ParameterTypeRequiredDescription
modelstring✅ YesModel identifier (e.g., anthropic/claude-sonnet-4-5-20250929)
messagesarray✅ YesArray of message objects
max_tokensintegerNoMaximum tokens to generate
temperaturefloatNoSampling temperature (0-1)
streambooleanNoEnable streaming responses
top_pfloatNoNucleus sampling threshold
stopstring/arrayNoStop sequences

Response​

Standard Response​

{
"id": "chatcmpl-123",
"object": "chat.completion",
"created": 1677652288,
"model": "anthropic/claude-sonnet-4-5-20250929",
"choices": [
{
"index": 0,
"message": {
"role": "assistant",
"content": "Hello!
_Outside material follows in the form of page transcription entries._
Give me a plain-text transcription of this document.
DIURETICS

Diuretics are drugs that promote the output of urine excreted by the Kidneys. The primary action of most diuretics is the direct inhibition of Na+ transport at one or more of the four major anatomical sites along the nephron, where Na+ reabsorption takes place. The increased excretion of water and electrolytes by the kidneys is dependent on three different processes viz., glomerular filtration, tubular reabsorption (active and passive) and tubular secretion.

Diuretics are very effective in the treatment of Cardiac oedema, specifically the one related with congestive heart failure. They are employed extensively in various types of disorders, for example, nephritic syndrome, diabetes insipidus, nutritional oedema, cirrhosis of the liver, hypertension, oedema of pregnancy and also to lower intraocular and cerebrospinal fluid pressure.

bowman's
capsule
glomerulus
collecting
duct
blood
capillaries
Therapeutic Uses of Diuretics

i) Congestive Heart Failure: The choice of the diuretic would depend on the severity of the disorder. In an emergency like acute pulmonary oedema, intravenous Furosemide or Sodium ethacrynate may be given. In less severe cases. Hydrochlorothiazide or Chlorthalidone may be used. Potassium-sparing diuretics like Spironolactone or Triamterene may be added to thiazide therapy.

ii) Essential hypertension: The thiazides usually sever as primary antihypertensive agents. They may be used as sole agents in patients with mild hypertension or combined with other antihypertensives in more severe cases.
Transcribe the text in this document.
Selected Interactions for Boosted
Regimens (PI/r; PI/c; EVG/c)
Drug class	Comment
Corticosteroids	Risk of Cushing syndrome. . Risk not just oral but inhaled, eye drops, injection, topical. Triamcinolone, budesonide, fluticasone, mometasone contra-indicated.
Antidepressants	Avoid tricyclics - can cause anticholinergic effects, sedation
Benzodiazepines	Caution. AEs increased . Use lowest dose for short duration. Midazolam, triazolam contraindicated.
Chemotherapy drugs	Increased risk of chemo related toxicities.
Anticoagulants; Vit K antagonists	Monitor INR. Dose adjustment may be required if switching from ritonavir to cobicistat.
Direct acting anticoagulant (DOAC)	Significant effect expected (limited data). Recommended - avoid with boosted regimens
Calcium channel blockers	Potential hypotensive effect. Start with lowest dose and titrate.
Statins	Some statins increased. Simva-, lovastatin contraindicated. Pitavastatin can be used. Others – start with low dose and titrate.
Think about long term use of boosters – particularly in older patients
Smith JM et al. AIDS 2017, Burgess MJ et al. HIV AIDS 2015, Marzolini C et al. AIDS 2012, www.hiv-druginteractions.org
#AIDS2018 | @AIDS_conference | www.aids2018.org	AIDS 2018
How can I help you today?"
},
"finish_reason": "stop"
}
],
"usage": {
"prompt_tokens": 10,
"completion_tokens": 9,
"total_tokens": 19
}
}

Response Headers​

HTTP/1.1 200 OK
Content-Type: application/json
X-Korad-Original-Tokens: 10
X-Korad-Optimized-Tokens: 10
X-Korad-Savings-USD: $0.000000
X-Korad-Strategy: Passthrough (no optimization needed)
X-Korad-Billed-Amount: $0.000057
X-Korad-Profit-Margin: 1.50x

Examples​

Basic Request​

curl -X POST http://localhost:8084/v1/chat/completions \
-H "Content-Type: application/json" \
-H "x-bf-vk: sk-bf-YOUR_VIRTUAL_KEY" \
-d '{
"model": "anthropic/claude-sonnet-4-5-20250929",
"messages": [
{"role": "user", "content": "Hello!"}
],
"max_tokens": 100
}'

With Savings Slider​

curl -X POST http://localhost:8084/v1/chat/completions \
-H "Content-Type: application/json" \
-H "X-Savings-Level: extreme" \
-H "x-bf-vk: sk-bf-YOUR_VIRTUAL_KEY" \
-d '{
"model": "anthropic/claude-sonnet-4-5-20250929",
"messages": [{"role": "user", "content": "...large content..."}]
}'

Streaming Response​

curl -X POST http://localhost:8084/v1/chat/completions \
-H "Content-Type: application/json" \
-H "x-bf-vk: sk-bf-YOUR_VIRTUAL_KEY" \
-d '{
"model": "anthropic/claude-sonnet-4-5-20250929",
"messages": [{"role": "user", "content": "Count to 10"}],
"stream": true
}'

Python SDK Example​

from openai import OpenAI

client = OpenAI(
base_url="http://localhost:8084/v1",
api_key="sk-bf-YOUR_VIRTUAL_KEY"
)

response = client.chat.completions.create(
model="anthropic/claude-sonnet-4-5-20250929",
messages=[
{"role": "system", "content": "You are helpful."},
{"role": "user", "content": "Explain quantum computing"}
],
max_tokens=500
)

print(response.choices[0].message.content)

JavaScript SDK Example​

import OpenAI from 'openai';

const openai = new OpenAI({
baseURL: 'http://localhost:8084/v1',
apiKey: 'sk-bf-YOUR_VIRTUAL_KEY',
});

const completion = await openai.chat.completions.create({
model: 'anthropic/claude-sonnet-4-5-20250929',
messages: [
{ role: 'user', content: 'Hello!' }
],
});

console.log(completion.choices[0].message.content);

Error Handling​

{
"error": {
"message": "Invalid model name",
"type": "invalid_request_error",
"param": "model",
"code": "invalid_model"
}
}

See Errors for more details.


100% OpenAI-compatible - just change the base URL and API key.